The germline stem cells of Drosophila melanogaster partition DNA non-randomly
European Journal of Cell Biology
The Immortal Strand Hypothesis proposes that asymmetrically dividing stem cells cosegregate chromatids to retain ancestral DNA templates. Using both pulse-chase and label retention assays, we show that non-random partitioning of DNA occurs in germline stem cells (GSCs) in the Drosophila ovary as these divide asymmetrically to generate a new GSC and a differentiating cystoblast. This process is disrupted when GSCs are forced to differentiate through the overexpression of Bag of Marbles, a factor that impels the terminal differentiation of cystoblasts. When Decapentaplegic, a ligand which maintains the undifferentiated state of GSCs, is expressed ectopically the non-random partitioning of DNA is similarly disrupted.

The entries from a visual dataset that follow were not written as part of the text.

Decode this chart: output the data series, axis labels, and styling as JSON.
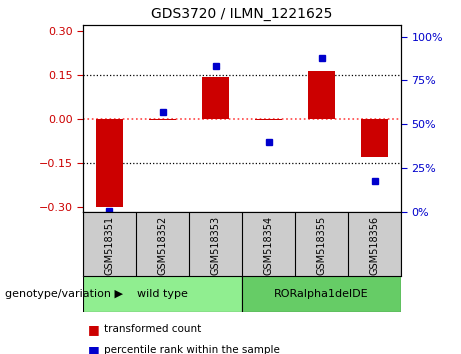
{
  "title": "GDS3720 / ILMN_1221625",
  "samples": [
    "GSM518351",
    "GSM518352",
    "GSM518353",
    "GSM518354",
    "GSM518355",
    "GSM518356"
  ],
  "transformed_count": [
    -0.3,
    -0.005,
    0.143,
    -0.005,
    0.162,
    -0.13
  ],
  "percentile_rank": [
    1,
    57,
    83,
    40,
    88,
    18
  ],
  "ylim_left": [
    -0.32,
    0.32
  ],
  "ylim_right": [
    0,
    106.67
  ],
  "yticks_left": [
    -0.3,
    -0.15,
    0,
    0.15,
    0.3
  ],
  "yticks_right": [
    0,
    25,
    50,
    75,
    100
  ],
  "ytick_labels_right": [
    "0%",
    "25%",
    "50%",
    "75%",
    "100%"
  ],
  "bar_color": "#CC0000",
  "dot_color": "#0000CC",
  "groups": [
    {
      "label": "wild type",
      "indices": [
        0,
        1,
        2
      ],
      "color": "#90EE90"
    },
    {
      "label": "RORalpha1delDE",
      "indices": [
        3,
        4,
        5
      ],
      "color": "#66CC66"
    }
  ],
  "group_label": "genotype/variation",
  "legend_items": [
    {
      "label": "transformed count",
      "color": "#CC0000"
    },
    {
      "label": "percentile rank within the sample",
      "color": "#0000CC"
    }
  ],
  "hline_color": "#FF4444",
  "bg_color": "#FFFFFF",
  "tick_area_color": "#CCCCCC",
  "separator_color": "#888888"
}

Our data suggest asymmetric chromatid segregation is coupled to mechanisms specifying cellular differentiation via asymmetric stem cell division.
Karpowicz, Phillip; Pellikka, Milena; Chea, Evelyn; Godt, Dorothea; Tepass, Ulrich; and van der Kooy, Derek, "The germline stem cells of Drosophila melanogaster partition DNA non-randomly" (2009). European Journal of Cell Biology, 88, 7, 397-408.